Denver School Of Science And Technology (DSST) Public Schools has renamed its founding school, DSST: Stapleton, to DSST: Montview — thanks in a large part to concerns raised by students.

The school is located in and was named after the Stapleton neighborhood, itself named for Benjamin Stapleton, the controversial Denver mayor and KKK member.

“The decision to change the founding campus name emerged as many of our students come to believe that the Stapleton name no longer represents the rich and diverse community our school serves,” DSST spokeswoman Stefanie Gilary said in a statement.

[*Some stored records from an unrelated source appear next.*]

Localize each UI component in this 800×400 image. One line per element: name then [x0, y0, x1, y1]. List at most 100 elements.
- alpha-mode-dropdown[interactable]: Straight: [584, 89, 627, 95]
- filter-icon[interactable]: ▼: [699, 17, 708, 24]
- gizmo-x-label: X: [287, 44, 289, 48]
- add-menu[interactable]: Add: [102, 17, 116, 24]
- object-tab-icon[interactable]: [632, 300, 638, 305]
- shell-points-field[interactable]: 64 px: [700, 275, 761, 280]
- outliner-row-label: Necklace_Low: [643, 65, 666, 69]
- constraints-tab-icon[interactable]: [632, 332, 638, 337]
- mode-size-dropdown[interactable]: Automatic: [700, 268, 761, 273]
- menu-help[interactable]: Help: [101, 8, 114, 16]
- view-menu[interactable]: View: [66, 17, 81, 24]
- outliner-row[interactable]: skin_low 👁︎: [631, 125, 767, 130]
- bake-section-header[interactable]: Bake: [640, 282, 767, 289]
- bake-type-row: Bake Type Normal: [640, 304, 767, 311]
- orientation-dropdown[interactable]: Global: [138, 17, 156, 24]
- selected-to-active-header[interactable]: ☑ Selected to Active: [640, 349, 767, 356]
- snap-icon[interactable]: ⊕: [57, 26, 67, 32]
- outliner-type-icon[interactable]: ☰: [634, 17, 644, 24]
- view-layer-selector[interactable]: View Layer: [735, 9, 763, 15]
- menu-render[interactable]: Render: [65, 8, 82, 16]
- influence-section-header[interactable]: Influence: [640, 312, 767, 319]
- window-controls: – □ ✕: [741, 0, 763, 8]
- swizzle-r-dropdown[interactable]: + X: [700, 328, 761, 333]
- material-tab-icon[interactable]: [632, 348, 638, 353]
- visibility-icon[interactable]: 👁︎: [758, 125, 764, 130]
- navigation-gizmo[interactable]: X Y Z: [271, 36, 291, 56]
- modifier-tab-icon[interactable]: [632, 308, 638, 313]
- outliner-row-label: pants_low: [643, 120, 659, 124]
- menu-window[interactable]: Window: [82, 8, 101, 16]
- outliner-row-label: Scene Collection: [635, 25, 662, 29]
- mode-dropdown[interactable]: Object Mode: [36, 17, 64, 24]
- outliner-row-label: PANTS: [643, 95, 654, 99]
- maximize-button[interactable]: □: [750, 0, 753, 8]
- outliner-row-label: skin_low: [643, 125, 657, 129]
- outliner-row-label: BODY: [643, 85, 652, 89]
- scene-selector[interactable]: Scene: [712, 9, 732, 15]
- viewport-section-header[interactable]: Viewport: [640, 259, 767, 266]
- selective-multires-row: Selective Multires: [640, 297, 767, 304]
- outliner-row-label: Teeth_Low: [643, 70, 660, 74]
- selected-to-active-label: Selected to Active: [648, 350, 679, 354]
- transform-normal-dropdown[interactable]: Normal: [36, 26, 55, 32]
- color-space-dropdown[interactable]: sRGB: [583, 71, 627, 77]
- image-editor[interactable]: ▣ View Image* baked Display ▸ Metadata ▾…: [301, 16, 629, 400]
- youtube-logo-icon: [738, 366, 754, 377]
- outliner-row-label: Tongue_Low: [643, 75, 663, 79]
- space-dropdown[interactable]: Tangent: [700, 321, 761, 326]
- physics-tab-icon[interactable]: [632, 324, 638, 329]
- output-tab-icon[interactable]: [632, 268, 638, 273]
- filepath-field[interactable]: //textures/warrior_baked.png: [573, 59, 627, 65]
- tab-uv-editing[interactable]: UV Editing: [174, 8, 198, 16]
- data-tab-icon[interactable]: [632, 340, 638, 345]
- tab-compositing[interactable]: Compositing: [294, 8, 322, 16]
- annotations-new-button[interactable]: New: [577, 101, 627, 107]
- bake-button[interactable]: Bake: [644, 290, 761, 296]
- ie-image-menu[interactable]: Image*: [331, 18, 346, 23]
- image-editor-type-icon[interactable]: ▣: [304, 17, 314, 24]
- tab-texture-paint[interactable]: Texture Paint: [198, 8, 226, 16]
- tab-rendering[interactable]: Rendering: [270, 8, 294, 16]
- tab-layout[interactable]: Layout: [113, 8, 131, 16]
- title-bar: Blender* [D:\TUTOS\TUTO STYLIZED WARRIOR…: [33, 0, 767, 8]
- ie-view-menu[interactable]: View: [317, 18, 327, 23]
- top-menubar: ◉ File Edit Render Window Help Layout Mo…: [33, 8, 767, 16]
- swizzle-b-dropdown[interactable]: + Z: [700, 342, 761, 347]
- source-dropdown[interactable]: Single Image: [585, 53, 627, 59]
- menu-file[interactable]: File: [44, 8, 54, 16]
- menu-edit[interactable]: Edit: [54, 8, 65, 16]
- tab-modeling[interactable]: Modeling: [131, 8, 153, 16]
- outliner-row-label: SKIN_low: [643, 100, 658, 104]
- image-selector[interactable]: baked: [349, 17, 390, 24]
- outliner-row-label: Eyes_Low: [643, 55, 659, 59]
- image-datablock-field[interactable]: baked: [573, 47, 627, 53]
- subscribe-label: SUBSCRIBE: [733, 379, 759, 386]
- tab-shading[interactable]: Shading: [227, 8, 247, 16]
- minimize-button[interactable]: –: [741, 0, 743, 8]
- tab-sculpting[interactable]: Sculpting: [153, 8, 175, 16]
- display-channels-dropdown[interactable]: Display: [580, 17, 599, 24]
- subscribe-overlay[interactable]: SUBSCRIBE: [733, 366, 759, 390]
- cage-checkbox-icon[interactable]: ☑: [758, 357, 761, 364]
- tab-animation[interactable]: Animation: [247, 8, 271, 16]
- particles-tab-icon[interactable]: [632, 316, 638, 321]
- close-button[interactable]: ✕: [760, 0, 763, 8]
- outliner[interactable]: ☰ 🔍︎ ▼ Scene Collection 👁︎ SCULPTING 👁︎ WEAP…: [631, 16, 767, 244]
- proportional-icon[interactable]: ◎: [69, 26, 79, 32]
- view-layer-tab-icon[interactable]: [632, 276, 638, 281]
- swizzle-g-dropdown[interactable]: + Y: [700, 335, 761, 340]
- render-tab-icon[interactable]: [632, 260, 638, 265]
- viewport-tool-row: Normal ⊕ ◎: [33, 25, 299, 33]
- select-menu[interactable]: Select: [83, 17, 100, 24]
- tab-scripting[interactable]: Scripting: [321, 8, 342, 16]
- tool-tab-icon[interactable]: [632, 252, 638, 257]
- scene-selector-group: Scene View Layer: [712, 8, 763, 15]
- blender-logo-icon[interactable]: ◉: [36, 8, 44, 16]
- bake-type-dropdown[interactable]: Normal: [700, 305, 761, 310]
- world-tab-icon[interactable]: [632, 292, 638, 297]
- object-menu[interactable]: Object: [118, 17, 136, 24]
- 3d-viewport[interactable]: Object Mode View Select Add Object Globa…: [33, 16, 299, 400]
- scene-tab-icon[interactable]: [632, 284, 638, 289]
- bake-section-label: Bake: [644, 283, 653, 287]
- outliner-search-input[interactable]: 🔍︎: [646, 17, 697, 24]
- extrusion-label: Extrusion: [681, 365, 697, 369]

Students at the school were the impetus. Last year, middle schoolers at DSST Montview made a presentation to the administration encouraging a name change. The students had spent the entirety of the 2017-18 school year researching and debating the Stapleton moniker.

While not every student was for changing the name, a school-wide survey found 57 percent, a majority, did support a new title.

One student who argued for the change, 16-year-old sophomore Dheman Abdullahi, said the Stapleton name didn’t represent her or other students.

“Being a black young Muslim girl, I knew what he [Stapleton] stood for, and it opposed what I stand for. I knew we needed a change because there’s a lot of people who also look like me that I know oppose what he stood for,” Abdullahi said. “Montview means ‘mountain view’ ... we have a great mountain view from our school, and I feel that fits us so much better and represents us as a community.”

Photo: Denver mayor Benjamin Stapleton (1930)
Former Denver mayor Benjamin Stapleton in 1930.

In addition to the “mountain view” meaning, Montview also alludes to the east Denver-spanning Montview Boulevard.

Another student campaign leader, 17-year-old junior Ahmed Eltayeb, worked on the project for two years. Originally, the campaign aimed to change the entire neighborhood’s name, Eltayeb said, but eventually tightened its focus to their school.

“This is not a black and white issue, this is very complex. There’s history involved in it, there’s different perspectives involved in, there’s numerous factors that you have to consider,” Eltayeb said.

DSST writing teacher PJ Shields kicked off the project for her students, but watched them go on to become leaders of the campaign. She was impressed by how detailed their research was.

“We actually looked at the semantic change of the word Stapleton, and what it actually means, and what it means now versus what it meant in the past,” Shields said. “And does the old meaning still apply? And I think where the majority of our students landed was, ‘Absolutely yes.’ The richness and the depth of their discussion was absolutely inspiring.”

Groups such as Rename Stapleton For All and Black Lives Matter 5280 have been advocating for similar changes for years.